O jornal Gazeta do Povo, de Curitiba, um dos que têm maior abrangência no Paraná, publicou essa semana um anúncio para contratar um novo Editor de Cultura para o veículo. O anúncio chama a atenção pelos requisitos e qualificações que o jornal exige dos postulantes à vaga. Um dos itens é o seguinte: “Desapego a textos autorais ou de forte carga crítica”.
Essa é provavelmente a primeira vez que um veículo de imprensa desaconselha que um profissional de imprensa a ser contratado tenha apreço por textos com personalidade autônoma e qualidades críticas (ou mesmo habilidade em redigir textos assim, dada a ambiguidade do requisito). Não há notícia de algo semelhante que já tenha sido registrado anteriormente. É já bem sabido que o esforço dos veículos de comunicação “mainstream” do País, nos últimos 10 anos, consistiu justamente em estimular a acriticidade interna, a subserviência intelectual e a uniformidade política. Havia um objetivo político embutido (que foi alcançado, mas trouxe consigo o avanço fascista). Mas isso foi feito de forma progressiva, com expurgos pontuais nas redações, macartismo programático, promoção do puxa-saquismo e alcaguetismo – a orientação ainda não tinha sido colocada de forma tão explícita quanto nesse anúncio do jornal paranaense.
A Gazeta do Povo se destacou, nos últimos quatro anos, pelo chapa-branquismo desabrido em relação ao governo de Jair Bolsonaro (quanto aos estaduais, o sabujismo já é histórico e consolidado). Totalmente dócil e até mesmo guardiã dos interesses do governo, a empresa chegou a ser incluída, em relatório preliminar da Comissão Parlamentar Mista de Inquérito (CPMI) das Fake News, em 2020, como um disseminador de notícias falsas. Pressionada, a CPMI retirou o nome da Gazeta de seu texto. De um Editor de Cultura, o que mais se exige é que tenha notável capacidade de crítica e critérios estéticos. Mas o fato é que, para se investir das qualidades de jornalista e bolsonarista ao mesmo tempo, é preciso um pouco mais do que ausência de espírito crítico…
O anúncio da Gazeta do Povo também recomenda ao postulante à vaga que este tenha “hábito de leitura de veículos de imprensa internacionais de linha conservadora”. Tirando duas ou três exceções, todos os veículos da grande imprensa do Planeta são de orientação liberal e conservadora (The New York Times, La Repubblica, Le Monde), mas certamente não é a esses que o anúncio se refere.

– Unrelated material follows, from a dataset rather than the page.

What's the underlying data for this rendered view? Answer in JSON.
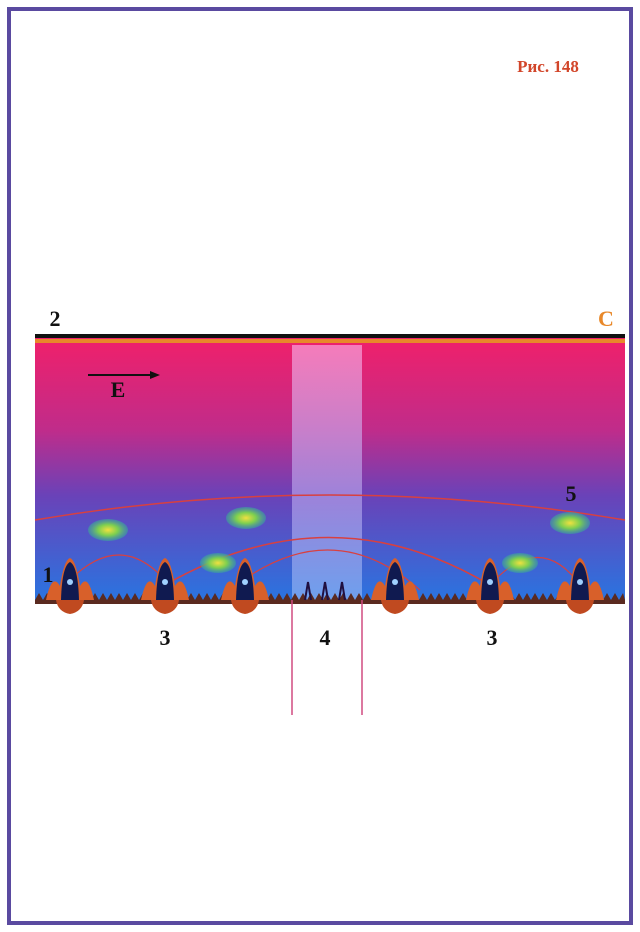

Trata-se da extrema direita. Essa orientação parte da família proprietária do veículo: o atual presidente do GRPCOM, grupo que edita a Gazeta e é dono das afiliadas da TV Globo no Paraná, Guilherme Döring Cunha Pereira, é integrante do Opus Dei, grupo conservador da Igreja Católica. Uma reportagem do Intercept mostra como se deu essa guinada da Gazeta em direção à radicalização política e comportamental nos últimos anos.